À quand remontent les sports traditionnels ethniques de Chine ? Quelle est leur histoire ? Comment ont-ils été transmis, génération après génération ?
Les sports traditionnels ethniques trouvent principalement leur origine dans les activités productives et militaires. Dans le cadre de la pêche, de la chasse, de l’agriculture et des rites, les minorités ethniques ont progressivement développé des sports aux caractéristiques nationales, souvent étroitement liés à leurs capacités de survie, à leurs croyances religieuses ou à leurs besoins en matière de divertissement.
Au cours de la période pré-Qin, certaines activités sportives des minorités ethniques existaient déjà, comme la balançoire ou l’escalade d’arbres. La plupart étaient fortement apparentées au travail productif. Les Chinois de l’époque ont également créé une série de mouvements de « danse » pour exercer leurs muscles et leurs os. Sous les dynasties Qin et Han, l’intégration des groupes ethniques a permis de promouvoir les échanges sportifs et culturels. Certaines minorités ethniques ont ainsi joué au cuju (ancien jeu de balle) et pratiqué le jiaodi (lutte), largement répandus et très appréciés par les populations de l’époque.
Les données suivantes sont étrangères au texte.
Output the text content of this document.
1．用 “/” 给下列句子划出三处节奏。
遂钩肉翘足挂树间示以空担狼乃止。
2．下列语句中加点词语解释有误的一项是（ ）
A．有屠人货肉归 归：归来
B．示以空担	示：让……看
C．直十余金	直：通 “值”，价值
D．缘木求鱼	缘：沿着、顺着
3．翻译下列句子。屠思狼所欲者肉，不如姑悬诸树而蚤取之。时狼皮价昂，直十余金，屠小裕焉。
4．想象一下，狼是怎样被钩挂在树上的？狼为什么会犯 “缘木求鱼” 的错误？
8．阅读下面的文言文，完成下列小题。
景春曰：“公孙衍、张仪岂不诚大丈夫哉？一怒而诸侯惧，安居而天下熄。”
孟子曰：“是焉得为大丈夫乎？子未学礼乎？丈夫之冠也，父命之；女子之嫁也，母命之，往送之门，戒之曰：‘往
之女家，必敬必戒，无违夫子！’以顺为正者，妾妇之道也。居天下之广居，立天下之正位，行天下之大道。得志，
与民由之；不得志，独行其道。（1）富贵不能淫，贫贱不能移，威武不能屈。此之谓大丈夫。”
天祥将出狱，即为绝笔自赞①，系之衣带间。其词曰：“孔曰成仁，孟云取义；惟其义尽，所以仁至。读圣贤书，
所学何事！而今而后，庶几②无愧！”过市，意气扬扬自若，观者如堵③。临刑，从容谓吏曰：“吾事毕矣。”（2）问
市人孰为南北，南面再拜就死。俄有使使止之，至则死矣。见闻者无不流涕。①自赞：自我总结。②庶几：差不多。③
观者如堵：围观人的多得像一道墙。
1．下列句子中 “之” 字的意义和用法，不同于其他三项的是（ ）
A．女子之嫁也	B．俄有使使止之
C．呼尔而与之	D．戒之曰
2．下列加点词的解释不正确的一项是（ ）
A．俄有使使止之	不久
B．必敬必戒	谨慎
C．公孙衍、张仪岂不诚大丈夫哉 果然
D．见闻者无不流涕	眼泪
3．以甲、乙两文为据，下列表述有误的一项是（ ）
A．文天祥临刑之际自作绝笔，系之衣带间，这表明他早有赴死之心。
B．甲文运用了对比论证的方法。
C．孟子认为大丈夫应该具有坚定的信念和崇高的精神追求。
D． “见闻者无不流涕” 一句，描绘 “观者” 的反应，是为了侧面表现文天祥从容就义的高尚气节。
Des Trois royaumes aux dynasties Sui et Tang, les affrontements militaires ont incité les dirigeants à renforcer leurs troupes et à promouvoir le développement des arts martiaux auprès des minorités ethniques, comme l’équitation ou le tir à l’arc. Au cours des dynasties Song, Yuan, Ming et Qing, le système des arts martiaux a progressivement pris forme et les sports traditionnels ethniques ont continué à se développer en abondance avec des caractéristiques nationales distinctes.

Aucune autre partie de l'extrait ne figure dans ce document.